Optical flow imaging helps NASA monitor aircraft flight
At NASA (Moffet Field, CA), research is underway to develop a supersonic passenger airplane called the high-speed civil transport. For this design, NASA scientists are seeking to replace the aircraft's forward cockpit windows with electronic displays that would show images obtained from video cameras mounted outside the aircraft.
At NASA (Moffet Field, CA), research is underway to develop a supersonic passenger airplane called the high-speed civil transport. For this design, NASA scientists are seeking to replace the aircraft's forward cockpit windows with electronic displays that would show images obtained from video cameras mounted outside the aircraft. According to researcher Jeffrey McCandless at the NASA Human Information Processing Research branch, these video images will allow computer-vision algorithms to determine whether another aircraft is in the field of view.
"One way to detect aircraft is based on pattern recognition," says McCandless, "but because of the relatively small target size—fewer than 30 pixels at distances greater than one mile—and background clutter, this technique is not feasible." Instead, optical flow—the motion of brightness patterns in an image—is being used. In this approach, an object moving in the scene produces a different image-velocity profile than those of the surroundings. An optical flow algorithm then computes the vectors associated with the moving object.
Images captured by a CCD camera mounted on a Boeing 737 aircraft indicate the presence of a target Beech King aircraft (top). The distance to the target plane (indicated by the black arrow) is about one nautical mile, making it difficult to detect the plane in the image. An optical flow algorithm, developed at NASA, correctly located the Beech King aircraft, as indicated by the white pixels at the end of the arrow (bottom).
To detect and track aircraft within video images, McCandless has developed an algorithm that first compensates for image motion caused by camera rotation. Then, the image is smoothed by a Gaussian filter, and optical-flow vectors are computed. "After discarding the optical-flow vectors with small magnitudes, other optical-flow vectors—called clustered vectors—are extracted from the optical-flow patterns. Then, a predictive technique is used to estimate future locations, magnitudes, and directions of the optical-flow vectors," says McCandless.
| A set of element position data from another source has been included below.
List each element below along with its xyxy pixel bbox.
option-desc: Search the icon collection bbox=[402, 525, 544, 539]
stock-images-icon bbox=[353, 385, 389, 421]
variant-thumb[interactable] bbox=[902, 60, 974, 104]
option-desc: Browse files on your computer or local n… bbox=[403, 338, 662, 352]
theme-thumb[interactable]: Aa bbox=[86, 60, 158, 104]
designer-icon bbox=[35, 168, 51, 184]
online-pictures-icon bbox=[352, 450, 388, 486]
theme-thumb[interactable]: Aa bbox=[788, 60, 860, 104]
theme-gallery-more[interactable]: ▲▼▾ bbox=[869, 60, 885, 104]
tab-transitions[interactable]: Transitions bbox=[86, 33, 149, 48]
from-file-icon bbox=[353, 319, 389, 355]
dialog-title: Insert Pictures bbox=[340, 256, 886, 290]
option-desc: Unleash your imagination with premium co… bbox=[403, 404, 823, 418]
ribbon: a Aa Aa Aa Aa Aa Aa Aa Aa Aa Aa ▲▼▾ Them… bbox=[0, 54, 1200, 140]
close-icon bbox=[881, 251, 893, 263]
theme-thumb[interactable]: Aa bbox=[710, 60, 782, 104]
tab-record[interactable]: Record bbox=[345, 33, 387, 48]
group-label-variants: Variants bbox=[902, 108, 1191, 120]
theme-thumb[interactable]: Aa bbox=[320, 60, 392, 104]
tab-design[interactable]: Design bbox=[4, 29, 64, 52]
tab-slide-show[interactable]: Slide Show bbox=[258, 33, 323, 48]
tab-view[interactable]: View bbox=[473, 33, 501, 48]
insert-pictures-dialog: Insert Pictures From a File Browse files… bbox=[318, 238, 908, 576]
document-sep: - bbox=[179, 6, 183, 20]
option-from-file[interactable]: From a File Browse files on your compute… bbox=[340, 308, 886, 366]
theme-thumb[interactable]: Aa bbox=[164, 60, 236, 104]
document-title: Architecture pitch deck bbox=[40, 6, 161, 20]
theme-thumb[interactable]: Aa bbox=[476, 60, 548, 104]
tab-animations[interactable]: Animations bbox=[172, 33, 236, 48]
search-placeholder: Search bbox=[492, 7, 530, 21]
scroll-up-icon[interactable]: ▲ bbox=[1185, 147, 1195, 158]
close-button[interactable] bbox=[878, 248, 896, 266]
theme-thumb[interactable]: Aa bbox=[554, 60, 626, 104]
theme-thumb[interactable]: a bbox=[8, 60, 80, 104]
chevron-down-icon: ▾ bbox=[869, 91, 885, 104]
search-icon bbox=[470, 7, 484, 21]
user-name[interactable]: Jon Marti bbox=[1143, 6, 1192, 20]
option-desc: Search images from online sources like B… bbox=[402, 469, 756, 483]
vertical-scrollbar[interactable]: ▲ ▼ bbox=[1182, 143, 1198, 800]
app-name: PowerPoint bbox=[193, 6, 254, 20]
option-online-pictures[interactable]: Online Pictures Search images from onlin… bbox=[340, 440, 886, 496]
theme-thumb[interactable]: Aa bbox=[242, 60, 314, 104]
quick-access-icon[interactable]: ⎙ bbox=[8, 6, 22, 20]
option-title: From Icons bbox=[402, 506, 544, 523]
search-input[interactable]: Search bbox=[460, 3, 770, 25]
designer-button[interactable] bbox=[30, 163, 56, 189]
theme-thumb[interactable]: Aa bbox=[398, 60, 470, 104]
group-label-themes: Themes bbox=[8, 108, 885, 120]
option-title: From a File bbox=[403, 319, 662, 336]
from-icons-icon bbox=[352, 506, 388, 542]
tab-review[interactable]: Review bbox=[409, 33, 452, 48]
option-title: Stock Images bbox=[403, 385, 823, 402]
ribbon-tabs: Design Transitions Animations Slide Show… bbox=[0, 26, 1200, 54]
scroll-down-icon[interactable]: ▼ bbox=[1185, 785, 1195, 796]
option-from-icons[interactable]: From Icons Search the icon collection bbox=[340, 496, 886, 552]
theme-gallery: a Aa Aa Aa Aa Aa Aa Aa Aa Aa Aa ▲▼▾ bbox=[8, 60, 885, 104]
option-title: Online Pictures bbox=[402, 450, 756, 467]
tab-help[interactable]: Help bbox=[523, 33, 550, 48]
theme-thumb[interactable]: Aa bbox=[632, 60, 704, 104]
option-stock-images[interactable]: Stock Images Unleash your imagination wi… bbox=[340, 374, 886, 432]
To test the algorithm, flights were conducted at NASA's Langley Research Center using a Megaplus ES 1.0 monochrome CCD camera from Roper Scientific MASD (San Diego, CA) mounted below the nose of a Boeing 737 aircraft. This camera was used to capture images of a Beech King Air 200 aircraft flying in different trajectories around the Boeing aircraft. After digitizing the acquired 8-bit monochrome images at 30 frames per second in 8-bit format, the images were recorded in S-VHS videotape format and then digitized using an Onyx computer from SGI Inc. (Mountain View, CA).
To monitor each individual frame, a time code was inserted on the video track. In addition to video imagery, navigational data were used to estimate the pitch, roll, and yaw at each frame time. "Because the camera was rigidly fixed to the Boeing aircraft, the rotation angles of the camera are independent of the point on the aircraft at which they were measured," says McCandless. "After running the optical flow algorithm, flight test imagery was capable of pinpointing the Beech King aircraft at a distance of about one nautical mile from the camera on the Boeing aircraft," he adds.